The film sheds the overstuffed, song-and-dance-and-martial-arts-and-melodrama-laden story lines of most modern Indian films for the slice-of-life pace pioneered by legendary Indian director Satyajit Ray (
Pather Panchali, The World of Apu, The Stranger). Narayan Kamble (well-known singer, poet and Democratic Rights activist Vira Sathidar) is the man at the center of this story, although he all but disappears after his first appearance in court. The wheels of justice turn slowly in India, bogged down as they are in centuries of colonial and postcolonial law—not to mention a dizzying array of dialects that need to be spoken in court. Punctuated by monthly court appearances that last mere minutes, Kamble’s trial drags on and on. Stymied by the arcane laws and endless delays, the film’s story starts to wander off holding hands with the various characters on scene—lawyers, judges, witnesses. Writer-director Tamhane is simply using the folk singer’s ludicrous trial as an excuse to poke his nose into various households, lifestyles, classes and economies in modern Mumbai.

As the trial wears on, it becomes increasingly absurd, with the folk singer absorbing all sorts of secondhand rumors and innuendo. Surely, he’s a radical of some sort, speculate various authorities. Obviously, someone is responsible for the sewage worker’s death. Clearly, the letter of the law (albeit one written during the Victorian era) points the finger at Kamble. And yet, the film never devolves into Kafka-esque,
Brazil-like bureaucratic surreality. Everyone here is operating under the utmost of seriousness. The judge, the prosecutor, Kamble’s public defender, the investigating officers—all of them retain the stiff-upper-lip devotion to duty of former British colonists.
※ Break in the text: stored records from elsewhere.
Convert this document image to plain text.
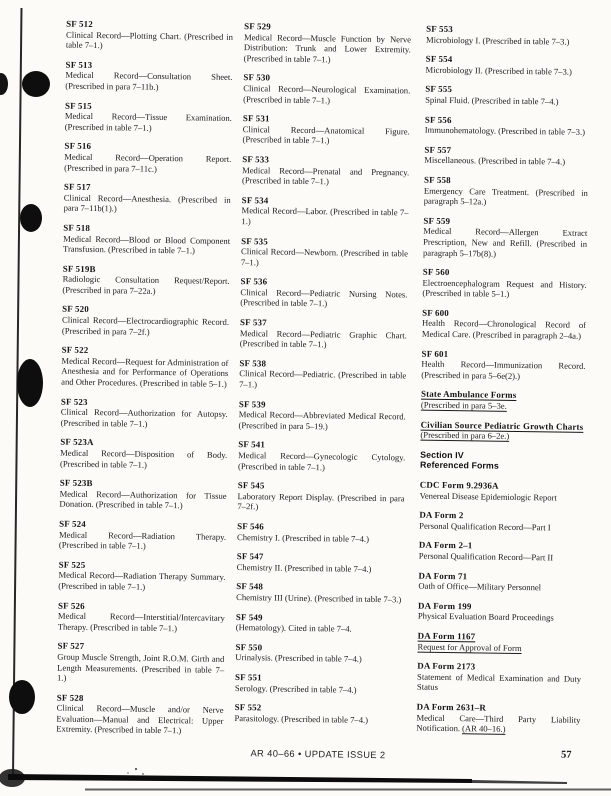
SF 512
Clinical Record—Plotting Chart. (Prescribed in table 7–1.)
SF 513
Medical Record—Consultation Sheet. (Prescribed in para 7–11b.)
SF 515
Medical Record—Tissue Examination. (Prescribed in table 7–1.)
SF 516
Medical Record—Operation Report. (Prescribed in para 7–11c.)
SF 517
Clinical Record—Anesthesia. (Prescribed in para 7–11b(1).)
SF 518
Medical Record—Blood or Blood Component Transfusion. (Prescribed in table 7–1.)
SF 519B
Radiologic Consultation Request/Report. (Prescribed in para 7–22a.)
SF 520
Clinical Record—Electrocardiographic Record. (Prescribed in para 7–2f.)
SF 522
Medical Record—Request for Administration of Anesthesia and for Performance of Operations and Other Procedures. (Prescribed in table 5–1.)
SF 523
Clinical Record—Authorization for Autopsy. (Prescribed in table 7–1.)
SF 523A
Medical Record—Disposition of Body. (Prescribed in table 7–1.)
SF 523B
Medical Record—Authorization for Tissue Donation. (Prescribed in table 7–1.)
SF 524
Medical Record—Radiation Therapy. (Prescribed in table 7–1.)
SF 525
Medical Record—Radiation Therapy Summary. (Prescribed in table 7–1.)
SF 526
Medical Record—Interstitial/Intercavitary Therapy. (Prescribed in table 7–1.)
SF 527
Group Muscle Strength, Joint R.O.M. Girth and Length Measurements. (Prescribed in table 7–1.)
SF 528
Clinical Record—Muscle and/or Nerve Evaluation—Manual and Electrical: Upper Extremity. (Prescribed in table 7–1.)
SF 529
Medical Record—Muscle Function by Nerve Distribution: Trunk and Lower Extremity. (Prescribed in table 7–1.)
SF 530
Clinical Record—Neurological Examination. (Prescribed in table 7–1.)
SF 531
Clinical Record—Anatomical Figure. (Prescribed in table 7–1.)
SF 533
Medical Record—Prenatal and Pregnancy. (Prescribed in table 7–1.)
SF 534
Medical Record—Labor. (Prescribed in table 7–1.)
SF 535
Clinical Record—Newborn. (Prescribed in table 7–1.)
SF 536
Clinical Record—Pediatric Nursing Notes. (Prescribed in table 7–1.)
SF 537
Medical Record—Pediatric Graphic Chart. (Prescribed in table 7–1.)
SF 538
Clinical Record—Pediatric. (Prescribed in table 7–1.)
SF 539
Medical Record—Abbreviated Medical Record. (Prescribed in para 5–19.)
SF 541
Medical Record—Gynecologic Cytology. (Prescribed in table 7–1.)
SF 545
Laboratory Report Display. (Prescribed in para 7–2f.)
SF 546
Chemistry I. (Prescribed in table 7–4.)
SF 547
Chemistry II. (Prescribed in table 7–4.)
SF 548
Chemistry III (Urine). (Prescribed in table 7–3.)
SF 549
(Hematology). Cited in table 7–4.
SF 550
Urinalysis. (Prescribed in table 7–4.)
SF 551
Serology. (Prescribed in table 7–4.)
SF 552
Parasitology. (Prescribed in table 7–4.)
SF 553
Microbiology I. (Prescribed in table 7–3.)
SF 554
Microbiology II. (Prescribed in table 7–3.)
SF 555
Spinal Fluid. (Prescribed in table 7–4.)
SF 556
Immunohematology. (Prescribed in table 7–3.)
SF 557
Miscellaneous. (Prescribed in table 7–4.)
SF 558
Emergency Care Treatment. (Prescribed in paragraph 5–12a.)
SF 559
Medical Record—Allergen Extract Prescription, New and Refill. (Prescribed in paragraph 5–17b(8).)
SF 560
Electroencephalogram Request and History. (Prescribed in table 5–1.)
SF 600
Health Record—Chronological Record of Medical Care. (Prescribed in paragraph 2–4a.)
SF 601
Health Record—Immunization Record. (Prescribed in para 5–6e(2).)
State Ambulance Forms
(Prescribed in para 5–3e.
Civilian Source Pediatric Growth Charts
(Prescribed in para 6–2e.)
Section IV
Referenced Forms
CDC Form 9.2936A
Venereal Disease Epidemiologic Report
DA Form 2
Personal Qualification Record—Part I
DA Form 2–1
Personal Qualification Record—Part II
DA Form 71
Oath of Office—Military Personnel
DA Form 199
Physical Evaluation Board Proceedings
DA Form 1167
Request for Approval of Form
DA Form 2173
Statement of Medical Examination and Duty Status
DA Form 2631–R
Medical Care—Third Party Liability Notification. (AR 40–16.)
AR 40–66 • UPDATE ISSUE 2	57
Despite using a trial as its focal point,
Court isn’t really a courtroom drama. Most of the film takes place on the unhurried backstreets of the city. It’s less about the machinery of justice and more about the teeth at the edge of each cog that make that machinery turn. By sending his camera into the lives and homes of the various characters, Tamhane weaves an intriguing tapestry. We see, for example, our young defense lawyer (Vivek Gomber) shopping at an upscale market and hanging out at a chic international bar where an Indian singer performs Portuguese ballads. He’s one of the elite. And yet he volunteers for various social causes and serves as a public defender. By contrast, the annoyingly officious prosecutor (Geetanjali Kulkarni) leaves court only to pick up her son at daycare and cook dinner for her husband in a cramped apartment. Even so, she appears to have little empathy for the downtrodden citizens she prosecutes. It’s these behind-the-scenes glimpses Court offers that really get viewers thinking.
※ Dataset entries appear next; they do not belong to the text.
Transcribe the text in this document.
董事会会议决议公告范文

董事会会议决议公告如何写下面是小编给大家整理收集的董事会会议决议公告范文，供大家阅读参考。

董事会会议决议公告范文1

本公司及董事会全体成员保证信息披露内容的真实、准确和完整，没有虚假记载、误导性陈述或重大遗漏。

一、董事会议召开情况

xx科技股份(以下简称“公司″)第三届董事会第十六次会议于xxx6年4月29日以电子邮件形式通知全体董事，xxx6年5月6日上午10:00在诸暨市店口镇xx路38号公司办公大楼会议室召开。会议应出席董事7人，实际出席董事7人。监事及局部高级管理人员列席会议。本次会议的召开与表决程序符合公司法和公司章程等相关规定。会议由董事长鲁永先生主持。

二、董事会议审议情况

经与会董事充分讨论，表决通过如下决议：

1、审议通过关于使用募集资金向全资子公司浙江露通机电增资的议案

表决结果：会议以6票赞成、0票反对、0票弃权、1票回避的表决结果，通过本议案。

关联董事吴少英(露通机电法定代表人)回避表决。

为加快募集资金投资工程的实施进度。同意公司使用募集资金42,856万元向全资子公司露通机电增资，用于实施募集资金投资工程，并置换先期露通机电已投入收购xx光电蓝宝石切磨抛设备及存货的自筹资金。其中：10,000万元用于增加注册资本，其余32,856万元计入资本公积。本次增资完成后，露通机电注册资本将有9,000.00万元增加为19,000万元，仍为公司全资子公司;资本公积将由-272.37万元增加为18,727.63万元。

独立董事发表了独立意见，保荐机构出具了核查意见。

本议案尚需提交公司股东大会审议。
Court is a richly textured, finely detailed film, and Tamhane’s unobtrusive style makes it seem almost documentary-like. For a first-time filmmaker, Tamhane has created a surprisingly confident indie effort—one that has already racked up considerable award attention from film festivals and critics associations around the world. Admittedly, a third-act twist may seem out-of-place to some. And at nearly two hours, the film’s languid pace does, occasionally, test patience. You get the impression the filmmaker is deliberately mirroring the snail’s pace of the judicial system he’s depicting. Have patience. Tamhane builds to some powerful, revelatory scenes. One in which the sewage worker’s wife finally testifies is surely the film’s highlight. Although the culture it’s depicting is vividly, vibrantly foreign to American audiences, Court’s simmering anger over the injustices handed out to various economic, educational and racial groups is a topic just about any country in the world can relate to these days.